Il est des matins aux réveils bondissant d’énergies, de ces journées à tout casser, à avoir envie d’embrasser le monde, de jouir d’un rayon de soleil, de sentir le sable couler entre ses doigts, de contempler comme si c’était la première fois ce vaste océan, ces montagnes chargées de neige, le vol d’un oiseau, le soleil qui décline… Il est des matins où sortir sa carcasse de la torpeur, l’arracher aux brumes étranges des rêves dictés par un inconscient pas si inconscient que cela devient difficile, de ces matins où rien ne va, un verre qui se brise, le café qui ne coule pas, un bouchon sur la route, des pas et des faux pas. Pourtant, de tous ces matins, il est une même chose, une même nature, on se lève, bien ou pas, on respire, le soleil luit ou bientôt luira, peut-être sera-t-il caché par les nuages, peut-être sera-t-il brûlant dès l’aube, et peut-être même qu’il pleuvra, mais l’important, par delà tout chose, c’est de le voir, de le sentir, de le ressentir. C’est d’être vivant, et même si la vie a glissé quelques épreuves plus ou moins lourdes dans notre cartable d’éternel écolier, c’est juste parce que nous le méritons, parce que ces épreuves sont autant de pièges à déjouer, à comprendre, à analyser pour les vaincre et en sortir grandi. Quel est l’intérêt de râler, de vouloir tout parfait, de critiquer le volume, de compter les flèches qui nous atteignent, c’est autant de temps perdu, d’énergies perdues qui nous seront bien plus utiles pour sourire à l’adversité, pour poser sa respiration, se caler soi bien en appui sur ses pieds et affronter la vie de la plus belle façon qu’il soit.

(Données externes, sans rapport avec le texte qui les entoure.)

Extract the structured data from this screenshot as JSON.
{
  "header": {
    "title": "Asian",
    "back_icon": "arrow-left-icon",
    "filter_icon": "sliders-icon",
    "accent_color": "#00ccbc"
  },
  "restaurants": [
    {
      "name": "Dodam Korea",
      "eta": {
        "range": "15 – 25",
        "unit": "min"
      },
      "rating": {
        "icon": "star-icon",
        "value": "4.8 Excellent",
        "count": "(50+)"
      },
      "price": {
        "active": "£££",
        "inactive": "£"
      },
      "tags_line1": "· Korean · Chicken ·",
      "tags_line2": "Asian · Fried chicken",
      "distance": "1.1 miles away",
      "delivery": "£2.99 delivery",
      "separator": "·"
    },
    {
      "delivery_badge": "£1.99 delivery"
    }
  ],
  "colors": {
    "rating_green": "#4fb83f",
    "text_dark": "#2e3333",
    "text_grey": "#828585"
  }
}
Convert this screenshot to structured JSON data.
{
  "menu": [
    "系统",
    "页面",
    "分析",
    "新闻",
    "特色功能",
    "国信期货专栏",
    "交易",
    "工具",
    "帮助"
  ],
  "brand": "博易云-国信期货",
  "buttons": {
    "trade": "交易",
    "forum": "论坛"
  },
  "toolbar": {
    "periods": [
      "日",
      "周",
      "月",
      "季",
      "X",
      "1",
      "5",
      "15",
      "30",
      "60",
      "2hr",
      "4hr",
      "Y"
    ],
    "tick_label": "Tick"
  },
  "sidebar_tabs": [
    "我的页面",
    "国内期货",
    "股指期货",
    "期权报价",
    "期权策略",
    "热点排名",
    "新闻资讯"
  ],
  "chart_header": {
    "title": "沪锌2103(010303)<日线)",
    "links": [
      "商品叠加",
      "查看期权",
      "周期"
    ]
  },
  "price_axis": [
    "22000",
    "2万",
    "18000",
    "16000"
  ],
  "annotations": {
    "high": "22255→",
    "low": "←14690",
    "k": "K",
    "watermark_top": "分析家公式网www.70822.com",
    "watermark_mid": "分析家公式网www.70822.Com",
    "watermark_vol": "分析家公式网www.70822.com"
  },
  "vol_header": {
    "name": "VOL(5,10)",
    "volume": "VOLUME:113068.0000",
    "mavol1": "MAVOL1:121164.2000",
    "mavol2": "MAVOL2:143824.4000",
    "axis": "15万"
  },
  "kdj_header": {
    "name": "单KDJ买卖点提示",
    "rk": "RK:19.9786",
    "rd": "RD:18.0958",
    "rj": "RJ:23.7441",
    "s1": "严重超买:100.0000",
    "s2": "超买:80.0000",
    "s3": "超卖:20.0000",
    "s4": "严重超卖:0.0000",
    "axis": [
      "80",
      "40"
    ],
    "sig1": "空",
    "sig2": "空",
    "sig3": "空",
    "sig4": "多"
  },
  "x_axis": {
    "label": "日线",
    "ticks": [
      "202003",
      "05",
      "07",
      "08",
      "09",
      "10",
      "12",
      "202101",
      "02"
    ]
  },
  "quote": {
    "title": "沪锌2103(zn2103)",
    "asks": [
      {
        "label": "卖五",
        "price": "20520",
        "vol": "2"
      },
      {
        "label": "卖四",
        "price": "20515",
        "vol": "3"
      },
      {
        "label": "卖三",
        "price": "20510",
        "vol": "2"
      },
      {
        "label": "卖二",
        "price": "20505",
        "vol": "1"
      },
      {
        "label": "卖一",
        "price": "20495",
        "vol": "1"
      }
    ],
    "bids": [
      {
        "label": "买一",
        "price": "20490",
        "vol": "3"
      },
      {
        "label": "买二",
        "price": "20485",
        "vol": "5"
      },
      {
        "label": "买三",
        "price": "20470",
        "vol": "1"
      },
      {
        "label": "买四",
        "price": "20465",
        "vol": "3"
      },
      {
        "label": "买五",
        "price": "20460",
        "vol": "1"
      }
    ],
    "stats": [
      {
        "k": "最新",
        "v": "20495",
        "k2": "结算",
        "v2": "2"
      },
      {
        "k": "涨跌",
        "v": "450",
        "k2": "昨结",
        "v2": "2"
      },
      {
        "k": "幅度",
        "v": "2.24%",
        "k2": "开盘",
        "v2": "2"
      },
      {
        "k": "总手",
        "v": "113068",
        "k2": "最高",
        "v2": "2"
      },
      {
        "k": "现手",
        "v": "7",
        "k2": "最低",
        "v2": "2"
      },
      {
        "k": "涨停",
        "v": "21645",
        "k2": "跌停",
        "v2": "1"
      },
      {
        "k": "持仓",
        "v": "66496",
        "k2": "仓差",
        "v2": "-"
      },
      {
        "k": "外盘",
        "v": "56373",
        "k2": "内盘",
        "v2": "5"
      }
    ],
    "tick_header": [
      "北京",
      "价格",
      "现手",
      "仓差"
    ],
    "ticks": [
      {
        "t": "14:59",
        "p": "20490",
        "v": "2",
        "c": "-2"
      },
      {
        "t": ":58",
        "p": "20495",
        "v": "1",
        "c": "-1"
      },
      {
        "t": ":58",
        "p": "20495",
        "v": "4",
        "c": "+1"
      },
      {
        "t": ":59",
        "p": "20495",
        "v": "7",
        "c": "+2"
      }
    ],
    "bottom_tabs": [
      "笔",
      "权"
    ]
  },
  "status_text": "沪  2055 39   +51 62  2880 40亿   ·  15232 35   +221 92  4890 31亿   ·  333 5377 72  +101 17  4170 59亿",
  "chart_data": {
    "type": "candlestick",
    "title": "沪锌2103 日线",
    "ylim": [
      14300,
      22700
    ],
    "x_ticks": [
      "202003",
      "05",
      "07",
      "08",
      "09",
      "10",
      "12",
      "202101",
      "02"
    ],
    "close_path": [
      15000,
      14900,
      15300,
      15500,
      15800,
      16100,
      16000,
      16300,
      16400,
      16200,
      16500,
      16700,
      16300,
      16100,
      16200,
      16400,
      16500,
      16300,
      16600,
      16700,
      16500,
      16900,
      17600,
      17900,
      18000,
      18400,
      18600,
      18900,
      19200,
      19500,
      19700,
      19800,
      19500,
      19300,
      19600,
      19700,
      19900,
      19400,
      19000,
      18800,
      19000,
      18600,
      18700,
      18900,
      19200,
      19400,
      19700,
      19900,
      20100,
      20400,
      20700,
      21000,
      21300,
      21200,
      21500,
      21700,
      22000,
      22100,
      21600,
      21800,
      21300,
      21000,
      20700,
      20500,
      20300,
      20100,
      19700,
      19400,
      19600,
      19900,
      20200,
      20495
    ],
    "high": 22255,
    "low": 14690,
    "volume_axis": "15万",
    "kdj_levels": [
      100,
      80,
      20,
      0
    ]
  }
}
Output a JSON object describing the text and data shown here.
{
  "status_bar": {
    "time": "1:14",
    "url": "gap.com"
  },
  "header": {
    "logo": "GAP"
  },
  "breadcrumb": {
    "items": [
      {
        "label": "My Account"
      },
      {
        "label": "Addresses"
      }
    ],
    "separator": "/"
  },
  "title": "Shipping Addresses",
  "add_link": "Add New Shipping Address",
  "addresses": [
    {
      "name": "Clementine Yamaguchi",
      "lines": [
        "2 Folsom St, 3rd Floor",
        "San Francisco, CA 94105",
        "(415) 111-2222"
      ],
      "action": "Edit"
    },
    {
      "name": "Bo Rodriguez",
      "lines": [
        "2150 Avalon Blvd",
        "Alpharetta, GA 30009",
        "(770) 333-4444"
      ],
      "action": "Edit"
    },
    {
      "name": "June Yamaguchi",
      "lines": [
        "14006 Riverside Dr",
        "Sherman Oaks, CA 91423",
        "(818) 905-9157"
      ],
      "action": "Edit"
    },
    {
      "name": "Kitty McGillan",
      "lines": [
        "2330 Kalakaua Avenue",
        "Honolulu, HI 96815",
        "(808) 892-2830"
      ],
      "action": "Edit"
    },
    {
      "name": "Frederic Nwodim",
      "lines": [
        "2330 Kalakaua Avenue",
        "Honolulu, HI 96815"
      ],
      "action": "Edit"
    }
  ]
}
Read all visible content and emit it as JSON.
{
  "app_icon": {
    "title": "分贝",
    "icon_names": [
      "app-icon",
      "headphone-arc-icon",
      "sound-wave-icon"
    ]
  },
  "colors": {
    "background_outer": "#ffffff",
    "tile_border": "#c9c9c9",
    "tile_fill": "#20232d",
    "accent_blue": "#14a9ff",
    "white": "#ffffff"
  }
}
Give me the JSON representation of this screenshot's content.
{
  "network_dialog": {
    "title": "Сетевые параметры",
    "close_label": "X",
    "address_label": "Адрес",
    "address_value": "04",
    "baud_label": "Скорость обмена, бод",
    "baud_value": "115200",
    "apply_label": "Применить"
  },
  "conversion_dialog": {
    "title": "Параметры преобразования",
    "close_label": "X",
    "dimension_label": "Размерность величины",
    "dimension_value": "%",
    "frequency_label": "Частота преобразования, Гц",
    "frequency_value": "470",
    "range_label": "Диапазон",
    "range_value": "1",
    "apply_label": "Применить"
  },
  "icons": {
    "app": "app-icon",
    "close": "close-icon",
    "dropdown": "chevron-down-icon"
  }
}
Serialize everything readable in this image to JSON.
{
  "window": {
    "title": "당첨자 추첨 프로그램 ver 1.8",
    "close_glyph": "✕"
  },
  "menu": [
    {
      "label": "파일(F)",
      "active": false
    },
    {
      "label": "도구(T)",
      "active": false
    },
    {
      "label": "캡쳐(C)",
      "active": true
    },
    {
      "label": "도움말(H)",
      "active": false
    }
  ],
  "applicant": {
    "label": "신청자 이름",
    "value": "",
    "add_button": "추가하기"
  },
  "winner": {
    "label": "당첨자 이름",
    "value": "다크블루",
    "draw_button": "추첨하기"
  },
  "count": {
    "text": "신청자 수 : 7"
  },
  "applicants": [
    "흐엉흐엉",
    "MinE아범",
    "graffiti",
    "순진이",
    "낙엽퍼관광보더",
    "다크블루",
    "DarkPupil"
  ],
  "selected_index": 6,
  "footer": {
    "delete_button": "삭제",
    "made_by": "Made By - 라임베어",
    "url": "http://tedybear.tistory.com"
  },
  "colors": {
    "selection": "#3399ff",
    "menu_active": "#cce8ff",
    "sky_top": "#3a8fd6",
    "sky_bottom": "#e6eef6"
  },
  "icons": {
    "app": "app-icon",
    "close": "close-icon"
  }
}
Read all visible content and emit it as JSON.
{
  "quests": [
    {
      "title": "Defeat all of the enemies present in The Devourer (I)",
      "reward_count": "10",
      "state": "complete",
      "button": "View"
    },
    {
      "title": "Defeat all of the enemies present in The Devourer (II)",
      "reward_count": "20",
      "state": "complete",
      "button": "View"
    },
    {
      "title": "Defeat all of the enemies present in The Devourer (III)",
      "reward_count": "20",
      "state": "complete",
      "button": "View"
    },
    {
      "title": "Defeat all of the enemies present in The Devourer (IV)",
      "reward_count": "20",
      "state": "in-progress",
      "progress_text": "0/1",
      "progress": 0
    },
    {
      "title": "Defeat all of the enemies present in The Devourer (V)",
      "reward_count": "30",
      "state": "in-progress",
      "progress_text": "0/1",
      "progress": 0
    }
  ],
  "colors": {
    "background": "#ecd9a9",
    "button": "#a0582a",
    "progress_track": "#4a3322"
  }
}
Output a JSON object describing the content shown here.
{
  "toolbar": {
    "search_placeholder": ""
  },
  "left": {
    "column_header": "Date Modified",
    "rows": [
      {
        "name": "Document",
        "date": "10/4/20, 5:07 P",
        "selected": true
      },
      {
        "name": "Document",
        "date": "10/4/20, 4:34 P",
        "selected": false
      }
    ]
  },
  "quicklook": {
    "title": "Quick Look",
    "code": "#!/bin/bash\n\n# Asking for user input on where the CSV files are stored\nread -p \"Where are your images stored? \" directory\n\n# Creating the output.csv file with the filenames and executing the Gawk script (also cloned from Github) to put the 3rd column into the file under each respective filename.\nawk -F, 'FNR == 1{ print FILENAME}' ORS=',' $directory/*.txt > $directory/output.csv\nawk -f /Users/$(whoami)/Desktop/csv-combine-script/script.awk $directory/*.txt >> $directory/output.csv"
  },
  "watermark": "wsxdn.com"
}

Les sentiments sont toujours difficiles à exprimer, plus encore lorsqu’on est handicapé de l’expression, c’est vrai, mais la réponse est dans l’affirmation. L’expression est dans l’expression, apprendre, comprendre, être, ne pas chercher à être, mais être. Qu’importe les réactions, on ne dit pas les choses pour plaire, à part d’être un acteur, un bonimenteur, un dentiste, quoique là…. Il n’y a de vérité que dans la vérité, elle blesse parfois, jamais elle ne tue. Elle fait mal quelque fois, mais elle est une richesse pour celui qui souhaite évoluer. Il est des leçons qui laissent des goûts amers, jusqu’à ce qu’on en mesure le sens, le but, le travail à effectuer, jusqu’à ce qu’on se l’approprie, que l’on cesse de voir la paille dans l’œil du voisin pour s’occuper d’ôter la poutre du sien. Rien n’est jamais facile, ni jamais simple, ou peut-être bien que si, juste qu’on ne regard pas toujours où il faut, qu’on ne remonte pas toujours aux sources, préférant s’attarder sur les résultats. Si les premières donnent la vie, ces derniers n’en sont que la mort. 

Je choisis la vie.             

2 commentaires:

Anonyme a dit…

Il y a des souvenirs toujours cuisants mais qui ne brûlent plus. Il y a des situations, des images, des mots, qui reviennent parfois et qui font ressurgir les malaises et terreurs d'autrefois. Mais il est surtout beaucoup de travail, de connaissance de soi et de temps c'est vrai pour arriver à ne plus se laisser envahir par le noir de ces instants.
Même si c'est toujours difficile de regarder ce que nous sommes, c'est capital pour avancer.
Le temps n'étant jamais que ce que l'on en fait, je fais de ce temps mon apprentissage, aussi pénible que cela puisse être par moment.

Merci didier...

Natacha

Didier a dit…

c'est toi que tu dois remercier, car c'est toi qui fait ton chemin, et qui te pousse chaque jour à le faire. ainsi va l'évolution...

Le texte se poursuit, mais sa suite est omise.